Bu sözler, PYD/YPG'nin terör örgütü olarak ilan edilmemesi durumunda NATO'nun bütün kararlarını, bu arada Baltık kararını, Türkiye'nin veto edeceğinin en yetkili ağızdan ilanıydı.
Peki ne oldu? Genel Sekreter Stoltenberg, toplantılar sonrasında, Polonya'nın ve Baltık ülkelerinin savunmasına ilişkin kararın bütün üye ülkelerin onayı ile kabul edildiğini açıkladı. 
PYD/YPG terör örgütü olarak ilan edildi mi? Ne gezer! Genel Sekreter, bu örgütlerin nasıl tanımlanacağı konusunda üye ülkeler arasında farklı görüşler olduğunun da altını çizerek, konunun toplantılarda konuşulmadığını ifade etti.

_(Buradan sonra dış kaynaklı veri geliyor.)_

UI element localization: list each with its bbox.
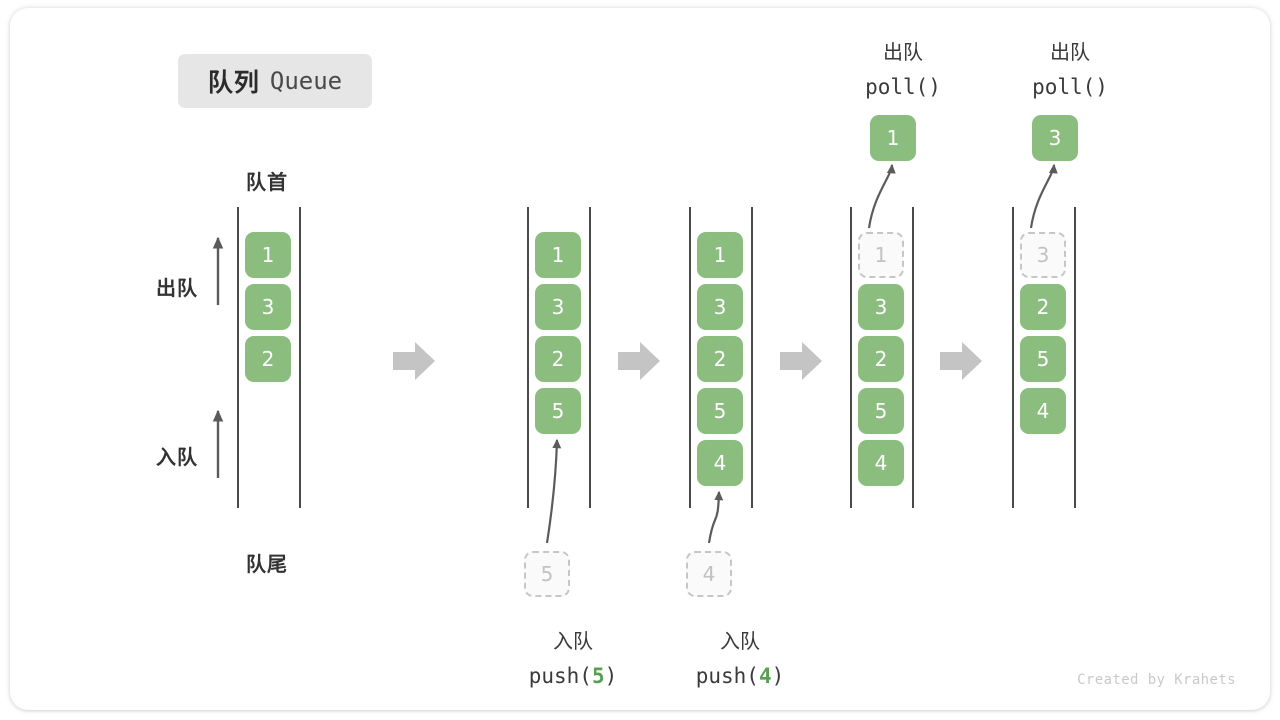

Hal böyle iken, bugünkü yandaş gazeteler, "kriz çözüldü", "istediğimizi aldık", "terörün her türü tehdit" gibi başlıklarla çıktı. Öyle bir algı yaratmaya çalışıyorlar ki, sonuç bildirgesine giren "terörizm, bütün şekil ve tezahürleriyle bizim için tehdit olmayı sürdürüyor" ifadesi sanki Türkiye'nin ısrarıyla metne girmiş de, bizi tatmin eden bu ifade sonrası NATO'nun aldığı kararlara onay vermişiz.
Oysa bu ifade, sade suya tirit, terörizme bir tanım getirmeyen, bugüne kadar ilgili her uluslararası metne konulmuş olan, bütün devletlerin kolaylıkla altına imza atacağı, hiçbir sonuç doğurmayan basmakalıp bir ifadedir. Bu ifadenin herhangi bir metinde bulunması ile bulunmaması arasında pratikte hiçbir fark yoktur.

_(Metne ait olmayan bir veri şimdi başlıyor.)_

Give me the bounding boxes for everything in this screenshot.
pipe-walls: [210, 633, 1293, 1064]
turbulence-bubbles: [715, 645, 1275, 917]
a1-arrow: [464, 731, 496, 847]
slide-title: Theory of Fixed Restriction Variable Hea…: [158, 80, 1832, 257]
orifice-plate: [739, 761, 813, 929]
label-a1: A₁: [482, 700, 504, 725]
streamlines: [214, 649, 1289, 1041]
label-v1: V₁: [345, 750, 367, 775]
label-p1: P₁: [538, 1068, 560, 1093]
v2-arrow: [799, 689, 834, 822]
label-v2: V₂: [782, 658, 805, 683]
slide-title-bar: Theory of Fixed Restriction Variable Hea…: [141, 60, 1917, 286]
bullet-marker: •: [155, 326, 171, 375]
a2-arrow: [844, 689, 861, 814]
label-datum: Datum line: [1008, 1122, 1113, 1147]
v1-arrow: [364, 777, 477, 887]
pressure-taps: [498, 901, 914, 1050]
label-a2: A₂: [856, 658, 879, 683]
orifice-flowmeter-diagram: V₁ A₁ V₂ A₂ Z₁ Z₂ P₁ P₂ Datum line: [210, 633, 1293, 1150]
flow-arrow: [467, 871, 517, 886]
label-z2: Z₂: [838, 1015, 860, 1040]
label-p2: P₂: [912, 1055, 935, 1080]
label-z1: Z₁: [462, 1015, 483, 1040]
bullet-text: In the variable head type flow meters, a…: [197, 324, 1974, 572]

Nitekim, Fransa Cumhurbaşkanı Macron, terörizmin tanımı konusunda Türkiye ile görüş ayrılıkları olduğunu açıkladı.

Gerçek şu: Hiçbir karşılık almadan NATO'nun bütün kararlarına onay vermişiz! Şimdi yabancılar Türkiye'nin içine düşürüldüğü duruma katıla katıla gülmesinler de ne yapsınlar!
Durum bununla kalsa yine iyi....
"Rusya'nın saldırgan davranışları Avrupa-Atlantik güvenliği için tehdit oluşturuyor" ifadesinin sonuç bildirgesinde yer almasına da onay vermişiz. İyi de, "saldırgan ve tehdit" olduğunu kabul ettiğimiz Rusya ile nasıl içli-dışlı oluyoruz ve ülke savunması gibi en hassas bir konuda işbirliği yapıyoruz? Yandaş medya bu duruma bir açıklık getirse de anlasak!
Dış politika ne yapıldığı bilinmez şekilde savruldukça savruluyor.